8th of 7, Mar 10 2018

       //coracles, sedan chairs, and war chariots//   

       Combining those was not your best idea; the man between the shafts never has a free hand to work those blades at the sides, so the original coracle tendency to go in circles is perpetuated.
pertinax, Mar 11 2018

       Yes, but you have to concede that putting a sharp metal edge all round the paddle did confer a considerable advantage in mêlée combat.   

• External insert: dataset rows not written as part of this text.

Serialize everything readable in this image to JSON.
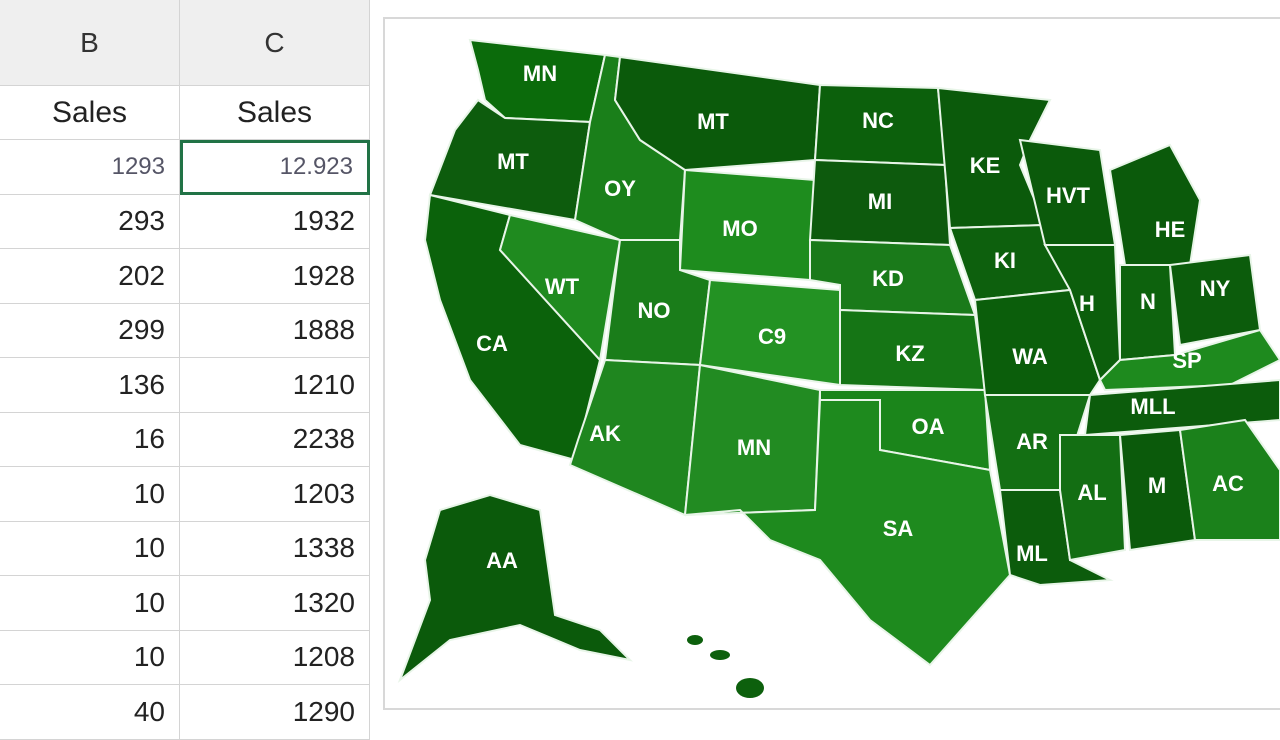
{
  "table": {
    "columns": [
      "B",
      "C"
    ],
    "header": [
      "Sales",
      "Sales"
    ],
    "rows": [
      [
        "1293",
        "12.923"
      ],
      [
        "293",
        "1932"
      ],
      [
        "202",
        "1928"
      ],
      [
        "299",
        "1888"
      ],
      [
        "136",
        "1210"
      ],
      [
        "16",
        "2238"
      ],
      [
        "10",
        "1203"
      ],
      [
        "10",
        "1338"
      ],
      [
        "10",
        "1320"
      ],
      [
        "10",
        "1208"
      ],
      [
        "40",
        "1290"
      ]
    ]
  },
  "map": {
    "labels": [
      "MN",
      "MT",
      "NC",
      "MT",
      "OY",
      "MI",
      "KE",
      "HVT",
      "HE",
      "MO",
      "WT",
      "NO",
      "KD",
      "KI",
      "H",
      "N",
      "NY",
      "CA",
      "C9",
      "KZ",
      "WA",
      "SP",
      "MLL",
      "AK",
      "MN",
      "OA",
      "AR",
      "AL",
      "M",
      "AC",
      "SA",
      "AA",
      "ML"
    ]
  }
}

       The blood was everywhere... in retrospect, the sharp edge on the handle did represent poor judgement.
8th of 7, Mar 11 2018

       So [Ian], gravity is just us all being in solar orbit in very close proximity. The goal then would be to move all the other bits, on solar orbits, out of the way to allow a very low energy path out.   

       [doctorremulac3]I was trying to imagine bigger if the Saturn V was lifting less then maybe your getting a fuel reserve and spare engine for needed course corrections.
wjt, Mar 16 2018

       I think you're talking about single stage to orbit. Those are tough. The staging system designed hundreds of years ago is just a really good way to get things up there.   

       No reason you can't build re-usability into those lower stages though, which has been done successfully now.